How often did such a perfect storm manifest? This is a matter of debate (סנהדרין עא):
Rabbi Shimon says: And is it simply due to the fact that the boy ate a piece of meat and drank a jug of Italian wine that his father and his mother shall take him out to stone him?! Rather, there has never been a stubborn and rebellious son and there will never be one in the future. If so, why, then, was the passage relating to a stubborn and rebellious son written in the Torah? So that you may expound upon new understandings of the Torah and receive reward for your learning.
Rabbi Yonatan says: This is not so! I saw one. I was once in a place where a stubborn and rebellious son was condemned to death, and I sat on his grave.
Much ink has been spilled explaining this peculiar discussion. It appears that Rabbi Shimon is questioning the legitimacy of the Torah's law! Moreover, how does Rabbi Shimon know that there will never be a Ben Sorer U'Moreh?

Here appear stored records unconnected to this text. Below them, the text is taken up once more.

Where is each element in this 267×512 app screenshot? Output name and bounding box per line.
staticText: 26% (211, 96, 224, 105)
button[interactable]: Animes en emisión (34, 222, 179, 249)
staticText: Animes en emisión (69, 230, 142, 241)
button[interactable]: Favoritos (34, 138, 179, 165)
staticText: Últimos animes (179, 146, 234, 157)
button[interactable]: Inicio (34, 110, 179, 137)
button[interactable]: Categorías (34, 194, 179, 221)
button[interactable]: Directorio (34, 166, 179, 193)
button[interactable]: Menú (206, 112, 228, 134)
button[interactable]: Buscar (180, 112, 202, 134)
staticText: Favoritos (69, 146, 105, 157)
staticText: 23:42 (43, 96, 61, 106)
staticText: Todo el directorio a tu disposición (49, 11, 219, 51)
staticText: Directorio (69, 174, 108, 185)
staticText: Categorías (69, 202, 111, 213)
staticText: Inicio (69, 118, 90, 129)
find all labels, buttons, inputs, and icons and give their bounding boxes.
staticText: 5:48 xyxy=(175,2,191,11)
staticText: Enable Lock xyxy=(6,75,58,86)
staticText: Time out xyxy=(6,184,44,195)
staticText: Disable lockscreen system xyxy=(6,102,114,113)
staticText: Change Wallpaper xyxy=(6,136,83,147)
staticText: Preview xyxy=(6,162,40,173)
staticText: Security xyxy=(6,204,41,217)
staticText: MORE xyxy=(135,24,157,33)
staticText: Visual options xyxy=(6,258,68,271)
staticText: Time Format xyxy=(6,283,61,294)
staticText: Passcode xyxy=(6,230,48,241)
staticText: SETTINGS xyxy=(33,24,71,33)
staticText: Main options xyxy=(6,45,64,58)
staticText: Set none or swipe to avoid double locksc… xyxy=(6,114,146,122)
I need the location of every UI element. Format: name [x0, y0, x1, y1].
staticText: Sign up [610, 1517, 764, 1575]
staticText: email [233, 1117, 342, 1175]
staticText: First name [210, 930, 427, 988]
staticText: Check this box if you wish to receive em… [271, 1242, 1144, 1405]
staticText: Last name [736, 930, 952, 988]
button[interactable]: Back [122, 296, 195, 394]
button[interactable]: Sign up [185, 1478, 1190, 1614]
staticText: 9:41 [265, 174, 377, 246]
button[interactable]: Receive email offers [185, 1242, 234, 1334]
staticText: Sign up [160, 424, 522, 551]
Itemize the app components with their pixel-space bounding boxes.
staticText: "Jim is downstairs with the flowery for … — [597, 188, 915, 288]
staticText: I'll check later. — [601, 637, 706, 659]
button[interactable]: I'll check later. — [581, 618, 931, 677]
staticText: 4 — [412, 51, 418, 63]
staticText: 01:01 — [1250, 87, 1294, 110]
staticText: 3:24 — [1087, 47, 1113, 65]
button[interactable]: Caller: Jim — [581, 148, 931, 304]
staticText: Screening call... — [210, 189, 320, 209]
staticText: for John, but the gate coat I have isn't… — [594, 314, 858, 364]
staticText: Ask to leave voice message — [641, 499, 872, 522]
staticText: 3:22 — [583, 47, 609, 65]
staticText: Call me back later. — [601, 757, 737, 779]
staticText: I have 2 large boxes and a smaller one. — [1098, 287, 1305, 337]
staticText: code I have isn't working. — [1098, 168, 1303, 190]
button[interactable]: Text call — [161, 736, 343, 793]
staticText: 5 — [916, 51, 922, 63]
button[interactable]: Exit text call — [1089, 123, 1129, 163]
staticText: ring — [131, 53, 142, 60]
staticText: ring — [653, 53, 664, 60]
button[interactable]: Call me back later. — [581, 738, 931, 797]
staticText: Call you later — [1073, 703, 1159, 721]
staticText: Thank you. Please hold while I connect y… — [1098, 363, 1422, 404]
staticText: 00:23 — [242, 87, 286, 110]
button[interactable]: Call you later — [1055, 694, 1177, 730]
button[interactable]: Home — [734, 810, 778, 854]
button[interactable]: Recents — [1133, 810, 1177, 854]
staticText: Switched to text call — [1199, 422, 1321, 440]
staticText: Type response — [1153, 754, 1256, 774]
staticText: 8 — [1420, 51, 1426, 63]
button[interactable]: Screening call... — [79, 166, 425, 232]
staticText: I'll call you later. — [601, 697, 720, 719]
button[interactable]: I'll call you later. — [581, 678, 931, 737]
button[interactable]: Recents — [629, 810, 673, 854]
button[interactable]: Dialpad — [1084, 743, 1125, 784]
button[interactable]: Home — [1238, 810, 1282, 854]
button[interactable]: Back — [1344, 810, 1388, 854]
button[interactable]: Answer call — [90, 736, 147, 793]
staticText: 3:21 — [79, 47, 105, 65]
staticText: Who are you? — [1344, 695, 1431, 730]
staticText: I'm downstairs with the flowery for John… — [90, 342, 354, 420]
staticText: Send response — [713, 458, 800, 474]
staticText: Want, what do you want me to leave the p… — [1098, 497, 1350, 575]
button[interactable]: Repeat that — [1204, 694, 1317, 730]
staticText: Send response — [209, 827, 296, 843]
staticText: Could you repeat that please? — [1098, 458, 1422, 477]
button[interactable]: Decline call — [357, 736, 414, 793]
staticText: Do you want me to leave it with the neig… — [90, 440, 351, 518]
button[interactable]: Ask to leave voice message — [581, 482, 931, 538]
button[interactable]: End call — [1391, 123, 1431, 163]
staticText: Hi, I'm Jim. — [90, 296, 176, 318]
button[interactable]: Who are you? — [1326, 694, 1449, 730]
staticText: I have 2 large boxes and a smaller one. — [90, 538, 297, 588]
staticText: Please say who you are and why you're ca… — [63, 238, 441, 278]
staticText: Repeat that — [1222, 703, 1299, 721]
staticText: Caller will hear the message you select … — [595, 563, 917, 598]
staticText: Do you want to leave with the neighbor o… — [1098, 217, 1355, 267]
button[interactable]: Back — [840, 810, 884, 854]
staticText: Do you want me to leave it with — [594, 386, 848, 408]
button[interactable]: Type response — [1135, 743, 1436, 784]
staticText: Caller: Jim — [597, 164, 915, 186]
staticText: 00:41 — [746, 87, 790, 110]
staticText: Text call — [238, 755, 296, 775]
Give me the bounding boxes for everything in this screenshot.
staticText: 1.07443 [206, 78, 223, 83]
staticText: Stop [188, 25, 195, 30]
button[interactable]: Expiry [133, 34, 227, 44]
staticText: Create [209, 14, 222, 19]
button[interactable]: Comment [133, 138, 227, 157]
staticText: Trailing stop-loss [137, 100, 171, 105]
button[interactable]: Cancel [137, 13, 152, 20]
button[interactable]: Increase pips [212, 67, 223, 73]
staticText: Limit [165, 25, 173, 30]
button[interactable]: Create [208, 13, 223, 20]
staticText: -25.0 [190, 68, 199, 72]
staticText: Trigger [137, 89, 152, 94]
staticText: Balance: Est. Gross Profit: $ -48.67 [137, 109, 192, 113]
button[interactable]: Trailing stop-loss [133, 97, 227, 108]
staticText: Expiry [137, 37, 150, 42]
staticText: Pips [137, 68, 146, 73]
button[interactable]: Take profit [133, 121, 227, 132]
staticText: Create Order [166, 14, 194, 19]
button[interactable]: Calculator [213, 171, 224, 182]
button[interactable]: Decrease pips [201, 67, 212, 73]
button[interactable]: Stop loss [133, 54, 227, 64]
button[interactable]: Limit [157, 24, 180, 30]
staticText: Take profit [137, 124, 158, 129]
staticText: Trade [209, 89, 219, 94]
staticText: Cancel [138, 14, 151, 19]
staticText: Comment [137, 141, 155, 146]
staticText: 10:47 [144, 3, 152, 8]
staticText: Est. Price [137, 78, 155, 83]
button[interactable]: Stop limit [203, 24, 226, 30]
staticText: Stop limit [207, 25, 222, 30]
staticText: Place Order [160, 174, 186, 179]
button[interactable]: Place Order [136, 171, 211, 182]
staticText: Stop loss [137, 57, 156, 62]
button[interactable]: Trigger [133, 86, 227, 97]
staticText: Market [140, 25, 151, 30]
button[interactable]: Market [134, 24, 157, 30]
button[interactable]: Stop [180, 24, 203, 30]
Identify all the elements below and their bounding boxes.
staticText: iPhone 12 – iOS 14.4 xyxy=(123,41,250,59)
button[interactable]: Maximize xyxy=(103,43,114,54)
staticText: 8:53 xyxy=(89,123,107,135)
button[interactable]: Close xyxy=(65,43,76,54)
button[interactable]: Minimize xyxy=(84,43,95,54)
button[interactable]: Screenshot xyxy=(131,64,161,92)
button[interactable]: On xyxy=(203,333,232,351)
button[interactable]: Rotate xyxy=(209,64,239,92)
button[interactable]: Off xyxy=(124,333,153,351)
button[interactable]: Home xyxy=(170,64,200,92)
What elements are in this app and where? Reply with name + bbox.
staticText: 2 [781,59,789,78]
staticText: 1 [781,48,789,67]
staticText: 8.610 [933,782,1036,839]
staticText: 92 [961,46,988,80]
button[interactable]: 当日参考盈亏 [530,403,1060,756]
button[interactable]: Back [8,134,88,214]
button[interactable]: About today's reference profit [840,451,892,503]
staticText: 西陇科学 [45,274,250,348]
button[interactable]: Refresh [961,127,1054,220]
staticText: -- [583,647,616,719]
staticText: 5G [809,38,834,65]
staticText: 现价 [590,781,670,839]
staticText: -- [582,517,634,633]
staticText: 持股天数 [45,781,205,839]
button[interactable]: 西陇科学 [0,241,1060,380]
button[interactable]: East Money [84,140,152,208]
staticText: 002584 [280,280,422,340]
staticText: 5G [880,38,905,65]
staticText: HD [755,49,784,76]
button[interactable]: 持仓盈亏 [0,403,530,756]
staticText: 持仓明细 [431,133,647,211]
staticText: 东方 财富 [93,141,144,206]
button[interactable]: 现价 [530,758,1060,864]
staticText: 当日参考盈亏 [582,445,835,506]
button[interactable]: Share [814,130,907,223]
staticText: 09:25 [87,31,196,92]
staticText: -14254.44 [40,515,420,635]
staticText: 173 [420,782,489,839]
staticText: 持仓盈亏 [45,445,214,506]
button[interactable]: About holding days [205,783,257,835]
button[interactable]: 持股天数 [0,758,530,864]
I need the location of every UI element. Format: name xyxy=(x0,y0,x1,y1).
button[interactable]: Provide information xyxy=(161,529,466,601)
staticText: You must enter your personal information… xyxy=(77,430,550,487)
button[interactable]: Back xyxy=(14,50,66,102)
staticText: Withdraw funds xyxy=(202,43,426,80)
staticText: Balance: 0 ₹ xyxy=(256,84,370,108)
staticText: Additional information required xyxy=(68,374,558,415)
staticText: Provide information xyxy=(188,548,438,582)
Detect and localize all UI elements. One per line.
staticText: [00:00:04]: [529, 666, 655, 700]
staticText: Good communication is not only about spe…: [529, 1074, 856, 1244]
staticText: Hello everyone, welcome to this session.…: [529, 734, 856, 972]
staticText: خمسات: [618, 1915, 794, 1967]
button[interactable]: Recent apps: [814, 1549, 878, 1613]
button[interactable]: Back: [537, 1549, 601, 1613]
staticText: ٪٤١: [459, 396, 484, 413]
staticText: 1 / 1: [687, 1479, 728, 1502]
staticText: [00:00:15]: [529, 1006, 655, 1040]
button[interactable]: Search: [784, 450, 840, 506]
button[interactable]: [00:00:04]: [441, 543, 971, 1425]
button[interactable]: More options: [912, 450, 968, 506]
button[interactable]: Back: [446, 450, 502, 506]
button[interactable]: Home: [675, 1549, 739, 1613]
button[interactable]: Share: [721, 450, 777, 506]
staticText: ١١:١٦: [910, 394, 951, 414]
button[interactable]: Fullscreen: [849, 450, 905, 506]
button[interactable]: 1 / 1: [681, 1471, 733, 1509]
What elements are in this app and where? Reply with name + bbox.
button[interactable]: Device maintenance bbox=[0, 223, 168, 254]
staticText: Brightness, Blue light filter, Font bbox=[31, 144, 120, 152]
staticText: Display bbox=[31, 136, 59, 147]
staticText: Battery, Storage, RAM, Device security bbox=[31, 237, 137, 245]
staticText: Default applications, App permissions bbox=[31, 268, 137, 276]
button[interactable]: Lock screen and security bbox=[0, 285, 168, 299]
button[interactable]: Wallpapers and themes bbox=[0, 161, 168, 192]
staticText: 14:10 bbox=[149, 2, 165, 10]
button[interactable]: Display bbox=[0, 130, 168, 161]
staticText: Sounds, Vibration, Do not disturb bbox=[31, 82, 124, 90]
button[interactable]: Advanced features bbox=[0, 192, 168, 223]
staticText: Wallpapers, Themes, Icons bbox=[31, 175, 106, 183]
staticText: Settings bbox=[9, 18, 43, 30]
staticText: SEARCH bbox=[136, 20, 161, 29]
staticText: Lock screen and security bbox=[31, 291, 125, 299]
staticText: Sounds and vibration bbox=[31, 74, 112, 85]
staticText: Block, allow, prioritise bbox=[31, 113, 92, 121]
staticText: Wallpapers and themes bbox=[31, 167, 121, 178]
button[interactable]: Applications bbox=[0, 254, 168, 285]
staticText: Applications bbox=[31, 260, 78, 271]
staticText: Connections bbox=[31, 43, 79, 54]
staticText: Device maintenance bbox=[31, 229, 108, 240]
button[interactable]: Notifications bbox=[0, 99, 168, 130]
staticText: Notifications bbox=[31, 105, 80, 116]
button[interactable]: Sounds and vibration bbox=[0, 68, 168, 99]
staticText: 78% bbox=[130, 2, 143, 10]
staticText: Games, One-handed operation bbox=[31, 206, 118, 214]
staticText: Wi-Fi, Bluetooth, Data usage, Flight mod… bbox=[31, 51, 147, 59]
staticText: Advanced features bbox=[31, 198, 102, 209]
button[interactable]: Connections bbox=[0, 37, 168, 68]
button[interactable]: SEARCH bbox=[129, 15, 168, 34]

And if he is correct, how could Rabbi Yonatan testify to witnessing it?!
To understand this, we need to understand the relationship between P'shat and Drash here. The simple explanation of the Pasuk (p'shat) dictates that we judge the rebellious son based on his behavior. Doing so will lead his parents and society to determine that he is irredeemable; a lost cause. But Rabbi Shimon declares that it doesn't have to be that way. We can peer deeply into the text and into the life of this boy and discover an additional level of understanding (Drash) to the Torah's law. This Drash teaches us that there is no such a thing as a completely wicked and broken child. Why does the Torah tell us these laws? דרוש וקבל שכר – if you expound upon new understandings, you will find the reward. This is a lesson for life, not just this Parsha: Don't settle for a superficial explanation.
What is the the lesson of Rabbi Shimon's drash? He explains: The adults in this child's life must be healthy, happy, talented parents and educators such that there can be no other explanation for this his rebellion. Effectively, Rabbi Shimon is challenging us: I'll accept that this kid is a Ben Sorer U'Moreh if you can prove to me that every other part of his life was perfect. Barring that, we should look at his behavior as influenced by the negativity around him and declare him innocent of his crimes. At the very least, a holistic understanding of the this boy and his story will lead to more nuanced attributions for his behavior. (Or as Rashi states: ואיכא להפוכי בזכותיה – if at all possible, we must find merit in his actions.)
Rabbi Yonatan tragically counters: “I have seen it happen that parents and schools, teachers and Rabbeim could not find it inside of themselves to find a Drasha to explain a kids life and issues. I've been to those funerals. I've cried by those graves.”
This challenge is the paradigmatic Avoda of all relationships, of parenting, education and Elul. If we are only willing to look at people on the level of P'shat, then it is easy to label people as wrong, evil, destructive and unworthy. But Chazal are telling us that there are drashos to find the good in everyone and everything. With this perspective every Jew is precious and every Jew is worth it. No one is irredeemable.
Hashem should help us to דרוש וקבל שכר – to see the world through the eyes of Rabbi Shimon so that we might learn to live in Hashem's world of Drash as well.